At lunch time, sit in your parked car with sunglasses on and point a hair dryer at passing cars. See if they slow down.
Page yourself over the intercom. Don’t disguise your voice.
Develop an unnatural fear of staplers.
Insist that your email address begins with ‘xena-warrior-princess’ or ‘elvis-the-king’.
Every time someone asks you to do something, ask if they want fries with that.
Put your garbage can on your desk and label it “IN.”
Put decaf in the coffee maker for 3 weeks. Once everyone has gotten over their caffeine addictions, switch to espresso.
In the memo field of all your checks, write “FOR SEXUAL FAVORS”.
Finish all your sentences with, “In accordance with the prophecy.”
As often as possible, skip rather than walk.
Ask people what sex they are. Laugh hysterically after they answer.
Specify that your drive-through order is “to go”.
Sing along at the opera.
Pay off your MasterCard with your Visa.
Go to a poetry recital and ask why the poems don’t rhyme.
Put mosquito netting around your cubicle at work. Play a tape of jungle sounds all day.
Five days in advance, tell your friends you can’t attend their party because you’re not in the mood.
Have your co-workers address you by your wrestling name, Rock Hard.
When the money comes out of the cash machine, scream “I Won! I Won! Third time this week!”
When leaving the zoo, run towards the parking lot, yelling “Run for your lives, they’re loose!”
Pop some popcorn without putting on the lid.
Write “Out to lunch” on your forehead
When someone says, “Have a nice day,” tell them you have other plans.

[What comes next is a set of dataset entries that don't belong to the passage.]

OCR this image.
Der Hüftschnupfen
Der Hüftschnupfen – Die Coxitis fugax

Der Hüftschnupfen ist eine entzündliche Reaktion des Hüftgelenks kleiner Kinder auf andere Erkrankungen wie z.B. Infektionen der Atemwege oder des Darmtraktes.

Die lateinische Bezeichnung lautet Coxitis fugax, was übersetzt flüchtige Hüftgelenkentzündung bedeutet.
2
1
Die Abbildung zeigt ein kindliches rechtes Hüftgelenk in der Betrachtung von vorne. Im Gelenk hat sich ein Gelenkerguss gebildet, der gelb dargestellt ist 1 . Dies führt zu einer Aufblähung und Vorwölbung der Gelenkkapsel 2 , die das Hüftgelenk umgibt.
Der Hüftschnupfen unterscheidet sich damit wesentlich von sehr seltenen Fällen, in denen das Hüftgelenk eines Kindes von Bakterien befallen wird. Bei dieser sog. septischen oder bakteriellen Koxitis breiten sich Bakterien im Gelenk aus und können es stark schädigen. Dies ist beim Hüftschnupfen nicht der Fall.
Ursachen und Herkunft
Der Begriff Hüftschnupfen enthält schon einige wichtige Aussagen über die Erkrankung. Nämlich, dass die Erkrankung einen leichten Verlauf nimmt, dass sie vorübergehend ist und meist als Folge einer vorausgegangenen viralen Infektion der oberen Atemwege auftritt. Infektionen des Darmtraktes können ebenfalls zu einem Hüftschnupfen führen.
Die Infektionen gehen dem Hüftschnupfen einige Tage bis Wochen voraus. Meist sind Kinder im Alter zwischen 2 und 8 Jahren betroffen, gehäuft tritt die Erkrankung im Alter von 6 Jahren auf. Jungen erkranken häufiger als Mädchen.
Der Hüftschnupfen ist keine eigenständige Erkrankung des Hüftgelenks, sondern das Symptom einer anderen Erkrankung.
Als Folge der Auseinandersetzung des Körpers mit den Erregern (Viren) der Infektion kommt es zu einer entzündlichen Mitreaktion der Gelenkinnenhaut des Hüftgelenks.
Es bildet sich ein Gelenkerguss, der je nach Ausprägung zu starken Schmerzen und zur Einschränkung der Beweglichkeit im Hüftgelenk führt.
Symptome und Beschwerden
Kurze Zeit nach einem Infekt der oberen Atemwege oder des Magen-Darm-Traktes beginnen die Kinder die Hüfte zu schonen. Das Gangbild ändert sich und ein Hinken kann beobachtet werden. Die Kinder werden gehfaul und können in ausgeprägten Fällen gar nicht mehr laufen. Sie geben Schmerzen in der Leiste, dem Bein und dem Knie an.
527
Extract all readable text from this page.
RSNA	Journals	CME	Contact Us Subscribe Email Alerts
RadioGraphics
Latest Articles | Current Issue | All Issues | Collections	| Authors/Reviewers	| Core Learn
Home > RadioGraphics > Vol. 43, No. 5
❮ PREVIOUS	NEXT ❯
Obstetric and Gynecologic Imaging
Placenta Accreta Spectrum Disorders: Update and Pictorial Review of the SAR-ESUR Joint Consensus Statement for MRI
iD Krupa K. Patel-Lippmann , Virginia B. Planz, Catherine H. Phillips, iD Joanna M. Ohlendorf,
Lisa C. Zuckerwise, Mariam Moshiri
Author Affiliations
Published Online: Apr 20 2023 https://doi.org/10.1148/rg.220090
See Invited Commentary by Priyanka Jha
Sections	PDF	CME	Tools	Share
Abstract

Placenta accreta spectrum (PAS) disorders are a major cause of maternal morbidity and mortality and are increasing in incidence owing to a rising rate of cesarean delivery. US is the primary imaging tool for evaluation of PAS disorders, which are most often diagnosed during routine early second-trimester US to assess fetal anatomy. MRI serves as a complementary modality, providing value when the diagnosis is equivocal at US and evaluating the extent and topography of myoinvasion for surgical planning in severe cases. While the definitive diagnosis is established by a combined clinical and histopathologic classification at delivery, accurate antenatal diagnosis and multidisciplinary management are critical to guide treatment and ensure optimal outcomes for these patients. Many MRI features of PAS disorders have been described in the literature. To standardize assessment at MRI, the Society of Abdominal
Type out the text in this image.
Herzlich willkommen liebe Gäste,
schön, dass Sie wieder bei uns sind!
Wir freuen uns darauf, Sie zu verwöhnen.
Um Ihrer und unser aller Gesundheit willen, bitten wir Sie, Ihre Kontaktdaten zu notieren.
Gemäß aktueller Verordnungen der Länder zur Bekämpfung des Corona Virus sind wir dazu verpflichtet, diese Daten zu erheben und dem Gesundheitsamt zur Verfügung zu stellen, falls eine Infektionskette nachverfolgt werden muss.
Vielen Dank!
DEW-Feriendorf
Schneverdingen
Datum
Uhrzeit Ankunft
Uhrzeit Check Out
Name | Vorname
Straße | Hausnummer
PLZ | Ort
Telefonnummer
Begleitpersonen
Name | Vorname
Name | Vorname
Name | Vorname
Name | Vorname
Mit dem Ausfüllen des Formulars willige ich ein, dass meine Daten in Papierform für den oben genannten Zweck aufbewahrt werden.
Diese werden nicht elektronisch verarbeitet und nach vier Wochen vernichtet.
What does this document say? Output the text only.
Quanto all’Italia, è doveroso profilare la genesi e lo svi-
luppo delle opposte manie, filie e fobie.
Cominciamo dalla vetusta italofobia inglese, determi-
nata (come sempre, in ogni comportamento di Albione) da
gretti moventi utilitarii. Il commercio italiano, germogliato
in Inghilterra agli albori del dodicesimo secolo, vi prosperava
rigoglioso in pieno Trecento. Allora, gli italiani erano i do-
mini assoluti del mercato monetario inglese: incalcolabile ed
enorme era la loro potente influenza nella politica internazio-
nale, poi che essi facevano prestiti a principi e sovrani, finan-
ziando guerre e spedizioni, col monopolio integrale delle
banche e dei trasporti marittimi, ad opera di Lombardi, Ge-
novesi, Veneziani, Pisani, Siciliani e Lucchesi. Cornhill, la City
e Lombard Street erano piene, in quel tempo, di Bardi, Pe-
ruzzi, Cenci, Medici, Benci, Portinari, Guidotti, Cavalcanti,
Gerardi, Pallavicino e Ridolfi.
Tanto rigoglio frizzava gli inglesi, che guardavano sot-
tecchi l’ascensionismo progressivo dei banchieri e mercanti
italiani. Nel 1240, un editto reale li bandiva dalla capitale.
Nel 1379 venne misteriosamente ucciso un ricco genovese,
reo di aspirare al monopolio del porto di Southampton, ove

Send yourself a CandyGram.
Make a list of things to do that you have already done.
Put your toddler’s clothes on backwards and send him to school as if nothing was wrong.
Write checks with Roman numerals.
Kill roaches with a monkey wrench while playing Wagnerian arias.
Leaf through a National Geographic and draw clothes on everybody.
Drive to the store in reverse.
Start a nasty rumor and see if you recognize it when it comes back to you.
Read the dictionary backwards and look for hidden messages.
Bill your doctor for time spent in the waiting room.
Stare at people through the points of a fork and pretend they’re in jail.
Make up a language and stop someone to ask for directions.
Buy a complete set of Transformers. Play with them loudly. If people comment, tell them with a straight face, “There’s more to them than meets the eye.”
Write a short story using alphabet soup.
Talk to your fish.
Have a tea party with your pets.
Start conversations with the words, “Did you ever wonder why…”
Burn all your waste paper while eyeing your roommate suspiciously.